J’ai répondu que je n’en savais rien.
– Attends, Galvan, a susurré Nicole Aymard avec une charmante spontanéité, c’est bien toi qui l’as veillé, cette nuit, non ?
Madrecourt se souvenait-il de moi ? Je ne l’aurais pas juré. Il m’enveloppait d’un regard que j’étais loin de remplir. Il n’y avait pas si longtemps, pourtant, moi aussi je faisais partie des marcassins extatiques, le crayon en l’air et le calepin fébrile. Il m’a fallu expliquer que, oui, j’avais veillé notre patient, en effet, mais que je m’étais endormi et que j’avais trouvé un plumard vide à mon réveil. C’est que j’avais eu une nuit assez…
– Sur le pont, les nuits sont longues pour tout le monde, a décrété Angelin, sans qu’on pût dire s’il me reprochait de m’être endormi ou s’il estimait qu’il aurait pu s’endormir lui aussi.
Silence.
Que Madrecourt a rompu en s’adressant aux étudiants :
– Jeunes gens, la visite promet d’être instructive : vos aînés m’invitent à faire la leçon d’anatomie de Rembrandt, mais au-dessus d’un lit vide.
Cela dit sans l’ombre d’un sourire. Madrecourt, c’était quelque chose entre Alain Cuny, Charles de Gaulle et Samuel Beckett, vous voyez ? Crinière blanche, regard d’oiseau, droit comme l’éthique ; une icône dans un costume de pasteur. Pas un atome de Coluche. Il ne faisait jamais rire. Le propos mesuré, la voix montant des entrailles et les mots qui tombaient de très haut, sous le poids du sens, l’un après l’autre.

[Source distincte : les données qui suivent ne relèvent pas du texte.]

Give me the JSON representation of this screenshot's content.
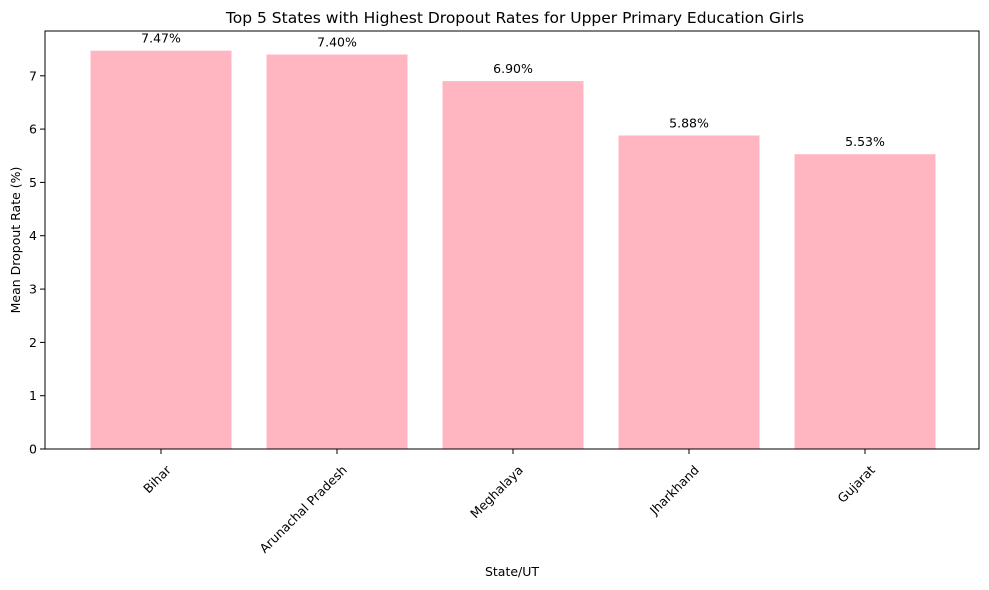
{
  "chart_data": {
    "type": "bar",
    "title": "Top 5 States with Highest Dropout Rates for Upper Primary Education Girls",
    "xlabel": "State/UT",
    "ylabel": "Mean Dropout Rate (%)",
    "categories": [
      "Bihar",
      "Arunachal Pradesh",
      "Meghalaya",
      "Jharkhand",
      "Gujarat"
    ],
    "values": [
      7.47,
      7.4,
      6.9,
      5.88,
      5.53
    ],
    "data_labels": [
      "7.47%",
      "7.40%",
      "6.90%",
      "5.88%",
      "5.53%"
    ],
    "ylim": [
      0,
      7.84
    ],
    "yticks": [
      0,
      1,
      2,
      3,
      4,
      5,
      6,
      7
    ],
    "grid": false,
    "bar_color": "#ffb6c1",
    "x_tick_rotation_deg": 45
  }
}
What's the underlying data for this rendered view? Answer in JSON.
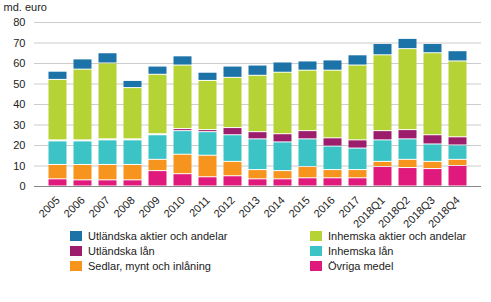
{
  "chart_data": {
    "type": "bar",
    "stacked": true,
    "grid": true,
    "legend": "bottom",
    "y_label": "md. euro",
    "categories": [
      "2005",
      "2006",
      "2007",
      "2008",
      "2009",
      "2010",
      "2011",
      "2012",
      "2013",
      "2014",
      "2015",
      "2016",
      "2017",
      "2018Q1",
      "2018Q2",
      "2018Q3",
      "2018Q4"
    ],
    "ylim": [
      0,
      80
    ],
    "yticks": [
      0,
      10,
      20,
      30,
      40,
      50,
      60,
      70,
      80
    ],
    "series": [
      {
        "name": "Övriga medel",
        "color": "#e0197d",
        "values": [
          3.5,
          3,
          3,
          3,
          7.5,
          6,
          4.5,
          5,
          3.5,
          3.5,
          4,
          4,
          4,
          9.5,
          9,
          8.5,
          10
        ]
      },
      {
        "name": "Sedlar, mynt och inlåning",
        "color": "#f7941d",
        "values": [
          7,
          7.5,
          7.5,
          7.5,
          5.5,
          9.5,
          10.5,
          7,
          4.5,
          4,
          5.5,
          4,
          4,
          2.5,
          4,
          3.5,
          3
        ]
      },
      {
        "name": "Inhemska lån",
        "color": "#3cc3c6",
        "values": [
          11.5,
          11.5,
          12,
          12,
          12,
          11.5,
          11.5,
          13,
          15,
          14,
          13.5,
          11.5,
          10.5,
          10.5,
          10,
          8.5,
          7
        ]
      },
      {
        "name": "Utländska lån",
        "color": "#9b1d6c",
        "values": [
          0.5,
          0.5,
          0.5,
          0.5,
          0.5,
          1,
          1,
          3.5,
          3.5,
          4,
          4,
          4,
          4,
          4.5,
          4.5,
          4.5,
          4
        ]
      },
      {
        "name": "Inhemska aktier och andelar",
        "color": "#b5d334",
        "values": [
          29.5,
          34.5,
          37,
          25,
          29,
          31,
          24,
          24.5,
          27.5,
          30,
          29.5,
          33,
          36.5,
          37,
          39.5,
          40,
          37
        ]
      },
      {
        "name": "Utländska aktier och andelar",
        "color": "#1b73a8",
        "values": [
          4,
          5,
          5,
          3.5,
          4,
          4.5,
          4,
          5.5,
          5,
          5,
          4.5,
          5,
          5,
          5.5,
          5,
          4.5,
          5
        ]
      }
    ]
  }
}
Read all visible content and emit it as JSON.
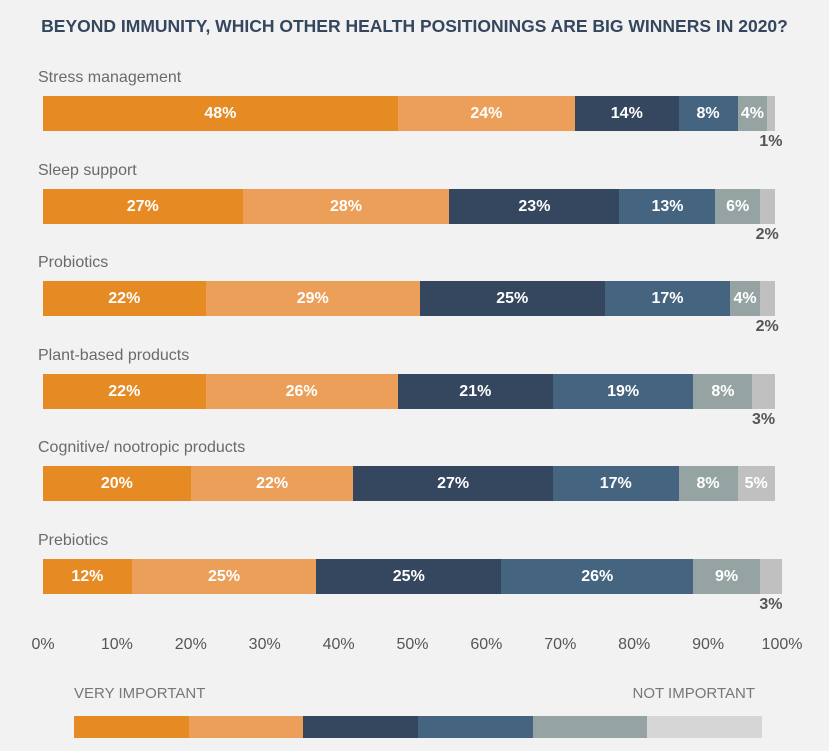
{
  "chart_data": {
    "type": "bar",
    "orientation": "horizontal",
    "stacked": true,
    "title": "BEYOND IMMUNITY, WHICH OTHER HEALTH POSITIONINGS ARE BIG WINNERS IN 2020?",
    "categories": [
      "Stress management",
      "Sleep support",
      "Probiotics",
      "Plant-based products",
      "Cognitive/ nootropic products",
      "Prebiotics"
    ],
    "series": [
      {
        "values": [
          48,
          27,
          22,
          22,
          20,
          12
        ],
        "color": "#E68A23"
      },
      {
        "values": [
          24,
          28,
          29,
          26,
          22,
          25
        ],
        "color": "#EC9F58"
      },
      {
        "values": [
          14,
          23,
          25,
          21,
          27,
          25
        ],
        "color": "#35475E"
      },
      {
        "values": [
          8,
          13,
          17,
          19,
          17,
          26
        ],
        "color": "#456480"
      },
      {
        "values": [
          4,
          6,
          4,
          8,
          8,
          9
        ],
        "color": "#95A3A3"
      },
      {
        "values": [
          1,
          2,
          2,
          3,
          5,
          3
        ],
        "color": "#C0C0C0"
      }
    ],
    "xlim": [
      0,
      100
    ],
    "xticks": [
      "0%",
      "10%",
      "20%",
      "30%",
      "40%",
      "50%",
      "60%",
      "70%",
      "80%",
      "90%",
      "100%"
    ],
    "grid": false,
    "legend": {
      "placement": "bottom",
      "left_label": "VERY IMPORTANT",
      "right_label": "NOT IMPORTANT",
      "colors": [
        "#E68A23",
        "#EC9F58",
        "#35475E",
        "#456480",
        "#95A3A3",
        "#D6D6D6"
      ]
    }
  }
}
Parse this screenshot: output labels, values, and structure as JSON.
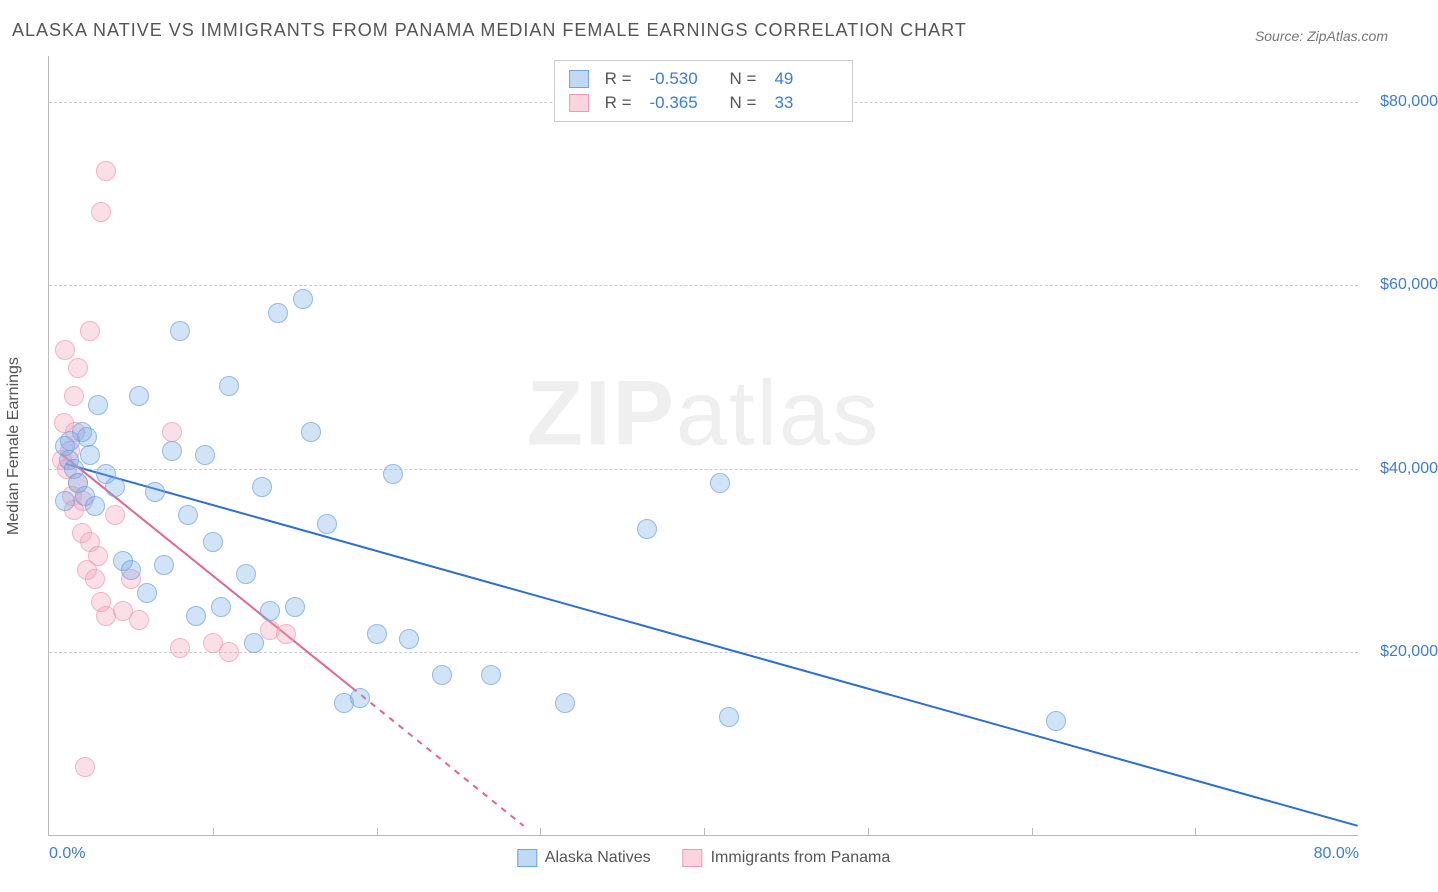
{
  "title": "ALASKA NATIVE VS IMMIGRANTS FROM PANAMA MEDIAN FEMALE EARNINGS CORRELATION CHART",
  "source": "Source: ZipAtlas.com",
  "ylabel": "Median Female Earnings",
  "watermark_zip": "ZIP",
  "watermark_atlas": "atlas",
  "chart": {
    "type": "scatter",
    "xlim": [
      0,
      80
    ],
    "ylim": [
      0,
      85000
    ],
    "x_unit_suffix": "%",
    "y_unit_prefix": "$",
    "grid_color": "#cccccc",
    "background_color": "#ffffff",
    "marker_radius": 10,
    "y_ticks": [
      20000,
      40000,
      60000,
      80000
    ],
    "y_tick_labels": [
      "$20,000",
      "$40,000",
      "$60,000",
      "$80,000"
    ],
    "x_ticks": [
      0,
      80
    ],
    "x_tick_labels": [
      "0.0%",
      "80.0%"
    ],
    "x_minor_ticks": [
      10,
      20,
      30,
      40,
      50,
      60,
      70
    ]
  },
  "series_a": {
    "name": "Alaska Natives",
    "color_fill": "rgba(120,170,230,0.45)",
    "color_stroke": "#6fa3e0",
    "trend_color": "#2d6fd1",
    "trend_width": 2,
    "R": "-0.530",
    "N": "49",
    "trend": {
      "x1": 1,
      "y1": 40500,
      "x2": 80,
      "y2": 1000,
      "dashed_from_x": null
    },
    "points": [
      [
        1.0,
        42500
      ],
      [
        1.2,
        41000
      ],
      [
        1.3,
        43000
      ],
      [
        1.5,
        40000
      ],
      [
        1.8,
        38500
      ],
      [
        2.0,
        44000
      ],
      [
        2.2,
        37000
      ],
      [
        2.5,
        41500
      ],
      [
        2.8,
        36000
      ],
      [
        3.0,
        47000
      ],
      [
        3.5,
        39500
      ],
      [
        4.0,
        38000
      ],
      [
        4.5,
        30000
      ],
      [
        5.0,
        29000
      ],
      [
        5.5,
        48000
      ],
      [
        6.0,
        26500
      ],
      [
        6.5,
        37500
      ],
      [
        7.0,
        29500
      ],
      [
        7.5,
        42000
      ],
      [
        8.0,
        55000
      ],
      [
        8.5,
        35000
      ],
      [
        9.0,
        24000
      ],
      [
        9.5,
        41500
      ],
      [
        10.0,
        32000
      ],
      [
        10.5,
        25000
      ],
      [
        11.0,
        49000
      ],
      [
        12.0,
        28500
      ],
      [
        12.5,
        21000
      ],
      [
        13.0,
        38000
      ],
      [
        13.5,
        24500
      ],
      [
        14.0,
        57000
      ],
      [
        15.0,
        25000
      ],
      [
        15.5,
        58500
      ],
      [
        16.0,
        44000
      ],
      [
        17.0,
        34000
      ],
      [
        18.0,
        14500
      ],
      [
        19.0,
        15000
      ],
      [
        20.0,
        22000
      ],
      [
        21.0,
        39500
      ],
      [
        22.0,
        21500
      ],
      [
        24.0,
        17500
      ],
      [
        27.0,
        17500
      ],
      [
        31.5,
        14500
      ],
      [
        36.5,
        33500
      ],
      [
        41.0,
        38500
      ],
      [
        41.5,
        13000
      ],
      [
        61.5,
        12500
      ],
      [
        1.0,
        36500
      ],
      [
        2.3,
        43500
      ]
    ]
  },
  "series_b": {
    "name": "Immigrants from Panama",
    "color_fill": "rgba(244,160,185,0.45)",
    "color_stroke": "#f19ab6",
    "trend_color": "#e5648f",
    "trend_width": 2,
    "R": "-0.365",
    "N": "33",
    "trend": {
      "x1": 0.8,
      "y1": 41500,
      "x2": 29,
      "y2": 1000,
      "dashed_from_x": 18.5
    },
    "points": [
      [
        0.8,
        41000
      ],
      [
        0.9,
        45000
      ],
      [
        1.0,
        53000
      ],
      [
        1.1,
        40000
      ],
      [
        1.3,
        42000
      ],
      [
        1.4,
        37000
      ],
      [
        1.5,
        35500
      ],
      [
        1.6,
        44000
      ],
      [
        1.8,
        51000
      ],
      [
        1.8,
        38500
      ],
      [
        2.0,
        33000
      ],
      [
        2.1,
        36500
      ],
      [
        2.3,
        29000
      ],
      [
        2.5,
        55000
      ],
      [
        2.5,
        32000
      ],
      [
        2.8,
        28000
      ],
      [
        3.0,
        30500
      ],
      [
        3.2,
        25500
      ],
      [
        3.5,
        24000
      ],
      [
        3.2,
        68000
      ],
      [
        3.5,
        72500
      ],
      [
        4.0,
        35000
      ],
      [
        4.5,
        24500
      ],
      [
        5.0,
        28000
      ],
      [
        5.5,
        23500
      ],
      [
        7.5,
        44000
      ],
      [
        8.0,
        20500
      ],
      [
        10.0,
        21000
      ],
      [
        11.0,
        20000
      ],
      [
        13.5,
        22500
      ],
      [
        14.5,
        22000
      ],
      [
        2.2,
        7500
      ],
      [
        1.5,
        48000
      ]
    ]
  },
  "legend_top": {
    "r_label": "R =",
    "n_label": "N ="
  },
  "legend_bottom": {
    "a_label": "Alaska Natives",
    "b_label": "Immigrants from Panama"
  }
}
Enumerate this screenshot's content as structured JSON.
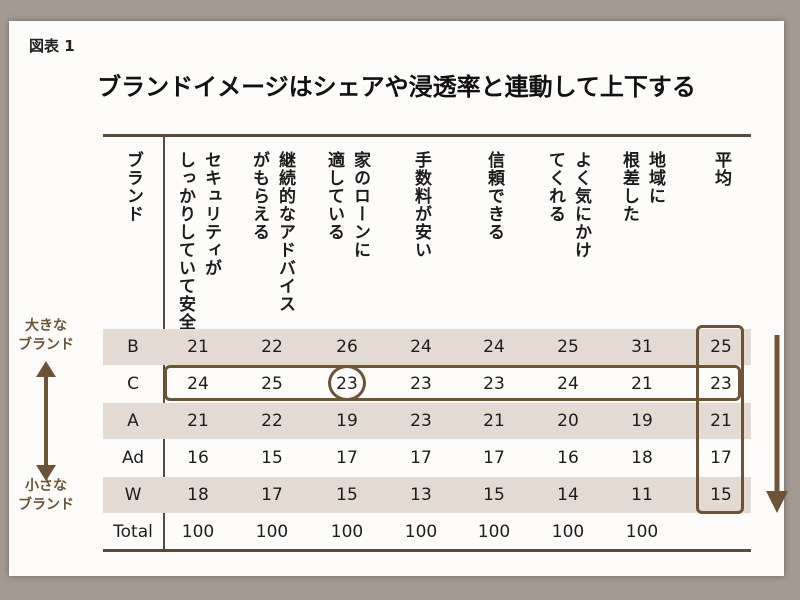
{
  "figure_label": "図表 1",
  "title": "ブランドイメージはシェアや浸透率と連動して上下する",
  "left_labels": {
    "large": "大きな\nブランド",
    "small": "小さな\nブランド"
  },
  "chart_data": {
    "type": "table",
    "brand_header": "ブランド",
    "columns": [
      "セキュリティが\nしっかりしていて安全",
      "継続的なアドバイス\nがもらえる",
      "家のローンに\n適している",
      "手数料が安い",
      "信頼できる",
      "よく気にかけ\nてくれる",
      "地域に\n根差した",
      "平均"
    ],
    "rows": [
      {
        "brand": "B",
        "values": [
          21,
          22,
          26,
          24,
          24,
          25,
          31,
          25
        ]
      },
      {
        "brand": "C",
        "values": [
          24,
          25,
          23,
          23,
          23,
          24,
          21,
          23
        ]
      },
      {
        "brand": "A",
        "values": [
          21,
          22,
          19,
          23,
          21,
          20,
          19,
          21
        ]
      },
      {
        "brand": "Ad",
        "values": [
          16,
          15,
          17,
          17,
          17,
          16,
          18,
          17
        ]
      },
      {
        "brand": "W",
        "values": [
          18,
          17,
          15,
          13,
          15,
          14,
          11,
          15
        ]
      },
      {
        "brand": "Total",
        "values": [
          100,
          100,
          100,
          100,
          100,
          100,
          100,
          null
        ]
      }
    ],
    "highlights": {
      "row_box_brand": "C",
      "circled_cell": {
        "brand": "C",
        "column_index": 2
      },
      "average_column_box": true
    },
    "accent_color": "#6d5437",
    "shade_color": "#e3dbd3"
  }
}
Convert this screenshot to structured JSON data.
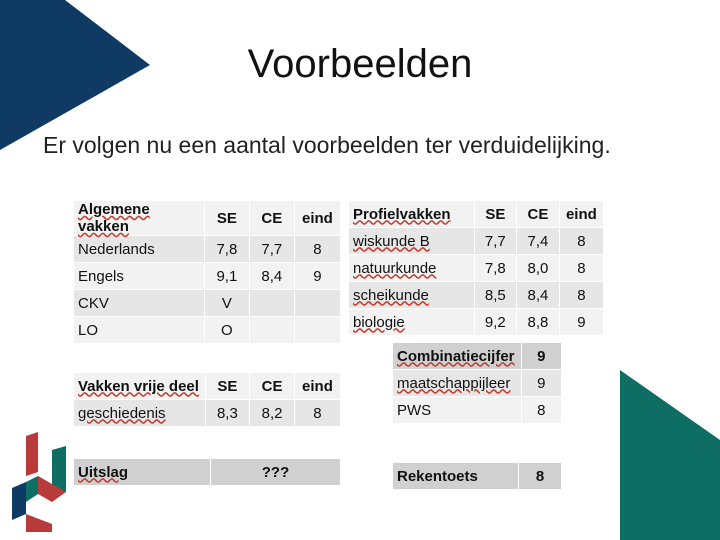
{
  "slide": {
    "title": "Voorbeelden",
    "subtitle": "Er volgen nu een aantal voorbeelden ter verduidelijking."
  },
  "colors": {
    "navy": "#0f3a63",
    "teal": "#0e6e63",
    "red": "#b83a3a"
  },
  "algemene": {
    "headers": [
      "Algemene vakken",
      "SE",
      "CE",
      "eind"
    ],
    "rows": [
      [
        "Nederlands",
        "7,8",
        "7,7",
        "8"
      ],
      [
        "Engels",
        "9,1",
        "8,4",
        "9"
      ],
      [
        "CKV",
        "V",
        "",
        ""
      ],
      [
        "LO",
        "O",
        "",
        ""
      ]
    ]
  },
  "profiel": {
    "headers": [
      "Profielvakken",
      "SE",
      "CE",
      "eind"
    ],
    "rows": [
      [
        "wiskunde B",
        "7,7",
        "7,4",
        "8"
      ],
      [
        "natuurkunde",
        "7,8",
        "8,0",
        "8"
      ],
      [
        "scheikunde",
        "8,5",
        "8,4",
        "8"
      ],
      [
        "biologie",
        "9,2",
        "8,8",
        "9"
      ]
    ]
  },
  "combinatie": {
    "header": [
      "Combinatiecijfer",
      "9"
    ],
    "rows": [
      [
        "maatschappijleer",
        "9"
      ],
      [
        "PWS",
        "8"
      ]
    ]
  },
  "vrije": {
    "headers": [
      "Vakken vrije deel",
      "SE",
      "CE",
      "eind"
    ],
    "rows": [
      [
        "geschiedenis",
        "8,3",
        "8,2",
        "8"
      ]
    ]
  },
  "uitslag": {
    "label": "Uitslag",
    "value": "???"
  },
  "rekentoets": {
    "label": "Rekentoets",
    "value": "8"
  }
}
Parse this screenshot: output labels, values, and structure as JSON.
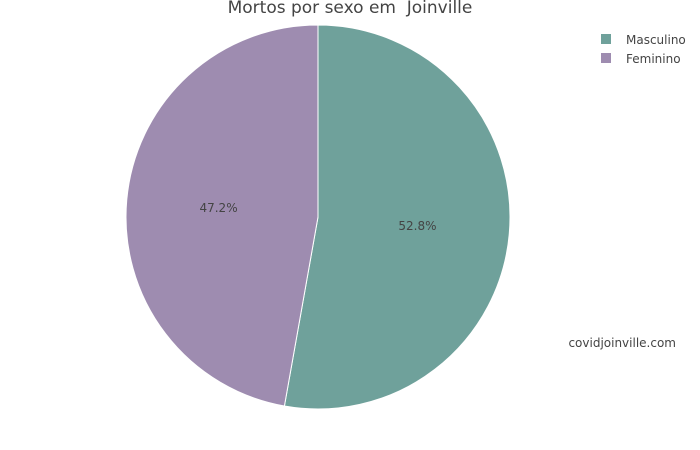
{
  "chart_data": {
    "type": "pie",
    "title": "Mortos por sexo em  Joinville",
    "slices": [
      {
        "label": "Masculino",
        "value": 52.8,
        "display": "52.8%",
        "color": "#6fa19b"
      },
      {
        "label": "Feminino",
        "value": 47.2,
        "display": "47.2%",
        "color": "#9e8cb0"
      }
    ],
    "legend_position": "top-right"
  },
  "watermark": "covidjoinville.com"
}
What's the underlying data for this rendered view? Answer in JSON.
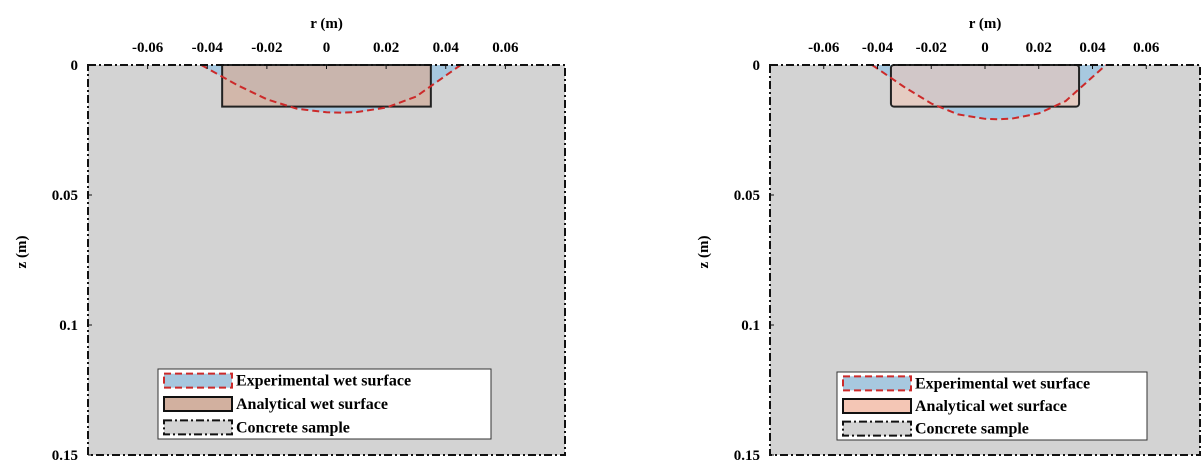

– Bien, résumons-nous, résuma-t-il. Un mystérieux individu vous est passé entre les mains cette nuit ; il manifestait, selon vous, les signes de pathologies successives aussi variées que l’occlusion intestinale, le choc palustre, les éruptions cutanées, un globe vésical, l’angine de poitrine, j’en passe et des meilleures… C’est bien à ça que vous me demandez de croire ?
Plus personne n’y croyait tout à fait.
– Et, accessoirement, que chacun d’entre vous a été épatant dans cette circonstance, n’est-ce pas, mademoiselle Aymard ?
Les joues de Nicole Aymard doivent cramer encore.
Mais le vieux Madrecourt en était déjà à sa conclusion :
– Alors, chers collègues, de deux choses l’une, ou votre histoire est vraie et vous êtes impardonnables de ne pas m’avoir réveillé cette nuit, ou c’est un canular, la petite sauterie organisée pour mon départ à la retraite, un hommage à mon enseignement, votre façon de me souhaiter une bonne mort, et je l’apprécie à sa juste valeur. Si donc vous avez un discours de circonstance et un cadeau à me faire, faites-les, qu’on en finisse.
Paralysie générale. La honte des anciens devant les jouvenceaux, la gêne des jouvenceaux vis-à-vis des anciens, la chambre blanche, l’attente de Madrecourt à côté du lit vide, une minute de silence qui s’éternise…
Jusqu’à ce qu’une voix s’élève :
– Ma foi, je pourrais tenir le rôle du cadeau, si vous le voulez bien.
Cela venait de la porte restée ouverte. D’instinct, les blouses blanches se sont écartées, pour faire une trouée au regard de Madrecourt.
Notre patient se tenait là, debout dans l’encadrement, souriant, costume croisé, impeccable, frais douché lui aussi, la peau lisse et la voix primesautière.
– Un cadeau assez présentable, je crois, malgré une nuit plutôt agitée, précisa-t-il en faisant les quelques pas qui le portèrent au milieu de nous.